Compare Section 60CC of the Family Law Act with, for example, Section 55 of the the Children,
Young Persons and their Families Act 1997. The latter section is worthwhile reproducing –
“55. Determining what is child's best interests
(1) In determining what is in the child's best interests, the Court must consider the following
matters:
(a) any wishes expressed by the child and any factors (such as the child's maturity or level of
understanding) that the Court considers relevant to the weight it should give to the child's wishes;
(b) the nature of the relationship of the child with each of the child's guardians and with other
persons;
(c) the likely effect of any changes in the child's circumstances, including the likely effect on the
child of any separation from –
(i) either of his or her guardians; and
(ii) any other child, or other person, with whom he or she has been living;
(d) the practical difficulty and expense of a child having contact with a guardian and whether that
difficulty or expense will substantially affect the child's right to maintain personal relations and
direct contact with each guardian on a regular basis;
(e) the capacity of each guardian, or of any other person, to provide for the needs of the child,
including emotional and intellectual needs;
(f) the child's maturity, sex, background and culture (including any need to maintain a connection
with the lifestyle, culture and traditions of the Aboriginal community) and any other characteristics
of the child that the Court considers relevant;
(g) the need to protect the child from physical or psychological harm;
(h) the attitude to the child, and to the responsibilities of parenthood, demonstrated by each of the
child's guardians;
(i) any other fact or circumstance that the Court considers relevant.”
There are some similarities, but a significant difference is the pool of resources available to enable
State Courts to properly consider the mandatory factors as against the Federal Court system.
Care and Protection orders until the the age of 18 are fraught with difficulty. They are almost
always opposed by parents, they require significant court time, they require significant expert
involvement. The Department of Health and Human Services in Tasmania do not have the
appropriate resources to properly advance these applications. The Department policy is that upon an
order of this nature, the parent or parents should spend time with the child or children solely “ for
the purposes of identification”. The child is allocated to a new “care team” who deal with long term
orders. Changeover from team to team is usually associated with minimal consultation. These
orders are the ones mostly involved with generational dysfunction, and serious psychological and
emotional problems in children.
State Magistrates Courts have difficulty finding time to hear these applications, and they are usually
allocated bits and pieces of time over several months.

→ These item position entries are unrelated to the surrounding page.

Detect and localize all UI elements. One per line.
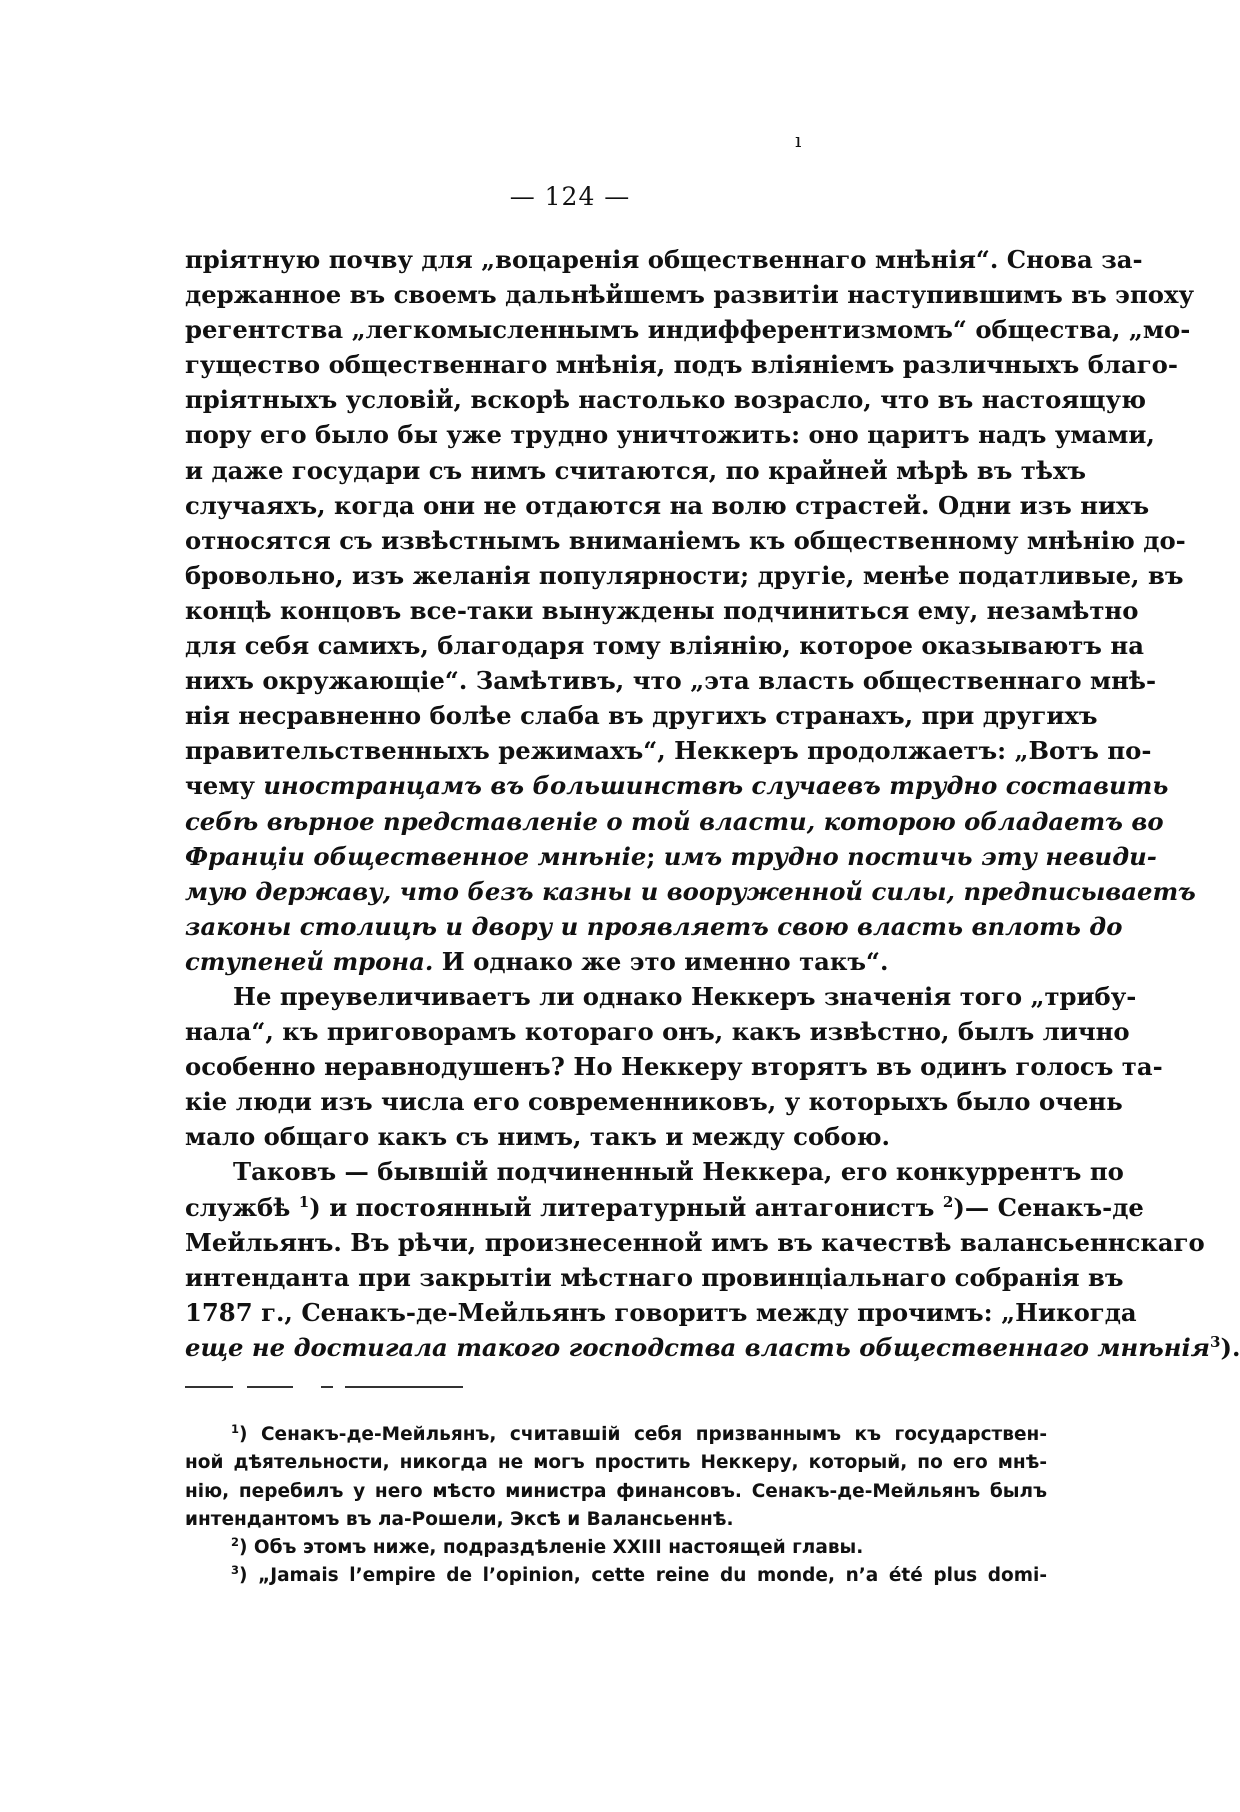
text-segment: Мейльянъ. Въ рѣчи, произнесенной имъ въ качествѣ валансьеннскаго [185, 1227, 1205, 1257]
footnote-line [185, 1534, 1047, 1562]
footnote-line [185, 1506, 1047, 1534]
text-line [185, 558, 1184, 593]
text-line [185, 1190, 1144, 1225]
footnote-separator [185, 1386, 465, 1388]
footnote-marker: 2 [231, 1535, 239, 1550]
text-segment: пріятныхъ условій, вскорѣ настолько возрасло, что въ настоящую [185, 385, 1146, 415]
footnote-line [185, 1449, 1047, 1477]
italic-segment: иностранцамъ въ большинствѣ случаевъ трудно составить [263, 771, 1169, 801]
text-line [185, 453, 1087, 488]
text-line [185, 628, 1144, 663]
text-segment: ; [646, 841, 664, 871]
text-line [185, 382, 1146, 417]
text-segment: нія несравненно болѣе слаба въ другихъ странахъ, при другихъ [185, 701, 1098, 731]
page-number: — 124 — [509, 182, 631, 211]
text-line [185, 804, 1164, 839]
text-line [185, 417, 1155, 452]
text-line [185, 1119, 1047, 1154]
italic-segment: имъ трудно постичь эту невиди- [663, 841, 1157, 871]
text-line [185, 1014, 1130, 1049]
text-line [185, 1084, 1123, 1119]
text-line [185, 242, 1143, 277]
text-segment: и даже государи съ нимъ считаются, по крайней мѣрѣ въ тѣхъ [185, 455, 1087, 485]
text-line [185, 347, 1178, 382]
footnotes [185, 1421, 1047, 1591]
text-line [185, 523, 1186, 558]
text-segment: службѣ [185, 1192, 299, 1222]
text-segment: бровольно, изъ желанія популярности; другіе, менѣе податливые, въ [185, 560, 1184, 590]
footnote-line [185, 1421, 1047, 1449]
text-line [185, 1260, 1124, 1295]
footnote-line [185, 1562, 1047, 1590]
text-segment: 1787 г., Сенакъ-де-Мейльянъ говоритъ между прочимъ: „Никогда [185, 1297, 1137, 1327]
text-segment: мало общаго какъ съ нимъ, такъ и между собою. [185, 1122, 890, 1152]
text-segment: Таковъ — бывшій подчиненный Неккера, его конкуррентъ по [233, 1157, 1124, 1187]
text-segment: особенно неравнодушенъ? Но Неккеру вторятъ въ одинъ голосъ та- [185, 1052, 1163, 1082]
italic-segment: мую державу, что безъ казны и вооруженной силы, предписываетъ [185, 876, 1196, 906]
text-segment: ) Объ этомъ ниже, подраздѣленіе XXIII настоящей главы. [238, 1537, 864, 1559]
text-line [185, 839, 1157, 874]
italic-segment: еще не достигала такого господства власть общественнаго мнѣнія [185, 1332, 1211, 1362]
text-segment: относятся съ извѣстнымъ вниманіемъ къ общественному мнѣнію до- [185, 525, 1186, 555]
text-line [185, 944, 1047, 979]
text-line [185, 1295, 1137, 1330]
text-segment: пору его было бы уже трудно уничтожить: оно царитъ надъ умами, [185, 420, 1155, 450]
text-segment: пріятную почву для „воцаренія общественнаго мнѣнія“. Снова за- [185, 245, 1143, 274]
italic-segment: ступеней трона. [185, 946, 434, 976]
text-segment: чему [185, 771, 264, 801]
text-line [185, 874, 1196, 909]
text-line [185, 733, 1152, 768]
text-segment: Не преувеличиваетъ ли однако Неккеръ значенія того „трибу- [233, 981, 1137, 1011]
text-line [185, 979, 1137, 1014]
text-segment: концѣ концовъ все-таки вынуждены подчиниться ему, незамѣтно [185, 595, 1139, 625]
text-segment: ) и постоянный литературный антагонистъ [309, 1192, 943, 1222]
text-segment: интендантомъ въ ла-Рошели, Эксѣ и Валансьеннѣ. [185, 1508, 734, 1530]
footnote-marker: 3 [231, 1563, 239, 1578]
text-segment: для себя самихъ, благодаря тому вліянію, которое оказываютъ на [185, 631, 1144, 661]
text-segment: случаяхъ, когда они не отдаются на волю страстей. Одни изъ нихъ [185, 490, 1150, 520]
text-segment: ной дѣятельности, никогда не могъ простить Неккеру, который, по его мнѣ- [185, 1452, 1047, 1474]
text-segment: нихъ окружающіе“. Замѣтивъ, что „эта власть общественнаго мнѣ- [185, 666, 1157, 696]
text-segment: ) Сенакъ-де-Мейльянъ, считавшій себя призваннымъ къ государствен- [238, 1424, 1047, 1445]
footnote-marker: 1 [231, 1422, 239, 1437]
text-line [185, 909, 1123, 944]
text-line [185, 277, 1195, 312]
text-line [185, 593, 1139, 628]
text-line [185, 1154, 1124, 1189]
italic-segment: законы столицѣ и двору и проявляетъ свою власть вплоть до [185, 911, 1123, 941]
italic-segment: Франціи общественное мнѣніе [185, 841, 647, 871]
text-line [185, 768, 1169, 803]
footnote-marker: 1 [298, 1192, 310, 1211]
text-segment: гущество общественнаго мнѣнія, подъ вліяніемъ различныхъ благо- [185, 350, 1178, 380]
text-line [185, 1049, 1163, 1084]
text-segment: нію, перебилъ у него мѣсто министра финансовъ. Сенакъ-де-Мейльянъ былъ [185, 1480, 1047, 1502]
stray-mark: ı [795, 128, 802, 152]
italic-segment: себѣ вѣрное представленіе о той власти, которою обладаетъ во [185, 806, 1164, 836]
text-line [185, 1330, 1240, 1365]
text-segment: И однако же это именно такъ“. [433, 946, 889, 976]
body-text [185, 242, 1240, 1365]
footnote-marker: 3 [1210, 1332, 1221, 1351]
text-segment: кіе люди изъ числа его современниковъ, у которыхъ было очень [185, 1087, 1123, 1117]
text-segment: нала“, къ приговорамъ котораго онъ, какъ извѣстно, былъ лично [185, 1017, 1130, 1047]
text-segment: регентства „легкомысленнымъ индифферентизмомъ“ общества, „мо- [185, 315, 1191, 345]
text-segment: ) „Jamais l’empire de l’opinion, cette reine du monde, n’a été plus domi- [238, 1565, 1047, 1587]
text-line [185, 312, 1191, 347]
text-segment: ). [1220, 1332, 1240, 1362]
text-line [185, 698, 1098, 733]
footnote-marker: 2 [942, 1192, 954, 1211]
text-segment: правительственныхъ режимахъ“, Неккеръ продолжаетъ: „Вотъ по- [185, 736, 1152, 766]
footnote-line [185, 1478, 1047, 1506]
text-segment: )— Сенакъ-де [953, 1192, 1144, 1222]
text-line [185, 488, 1150, 523]
text-line [185, 663, 1157, 698]
text-segment: интенданта при закрытіи мѣстнаго провинціальнаго собранія въ [185, 1262, 1124, 1292]
text-line [185, 1225, 1205, 1260]
text-segment: держанное въ своемъ дальнѣйшемъ развитіи наступившимъ въ эпоху [185, 280, 1195, 310]
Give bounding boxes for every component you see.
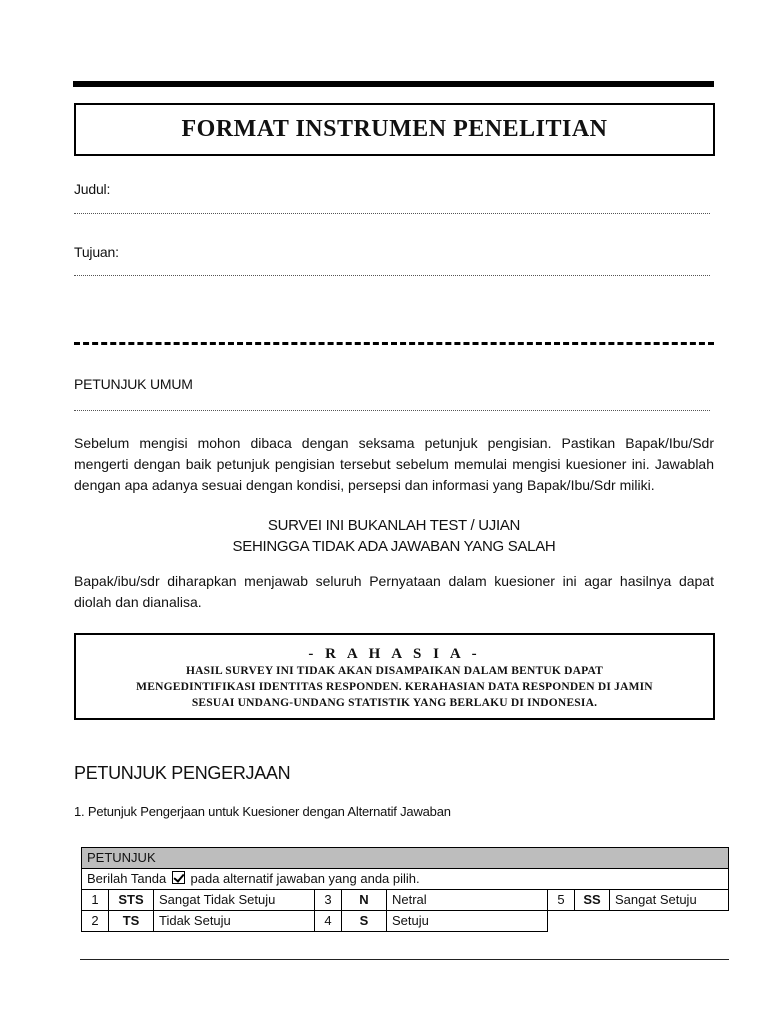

There is, accordingly, a role for the Family Court or the Federal Circuit Court.
It is suggested that the Family Law Act be amended so that where an application is made to a State
Court for the care and protection, or custody and guardianship of a child until the age of 18, an
application may also be made for the transfer of that application to the Family Court or the FCCA,
and that in those circumstances the superior court may, and has discretion to, transfer the matter.
That would require an appearance by the relevant authority, it's consent or otherwise, and is
constitutionally available to federal legislators.
Due to the superior resources of the Federal Jurisdiction, it may well be that similar provisions to
Rule 8.02 of the Federal Circuit Court Rules should apply in relation to any application for a
transfer.
It is likely to be welcomed by state jurisdictions to ease an otherwise improperly funded burden. In
addition it provides what is likely to be an uncontroversial jurisdiction to a limited but important
range of applications.
These submissions are provided in relation to the first two questions under the reference from the
Attorney General as requested. Further submissions in relation to the 3rd and 4th questions will be
provided as requested by 15 September 2015.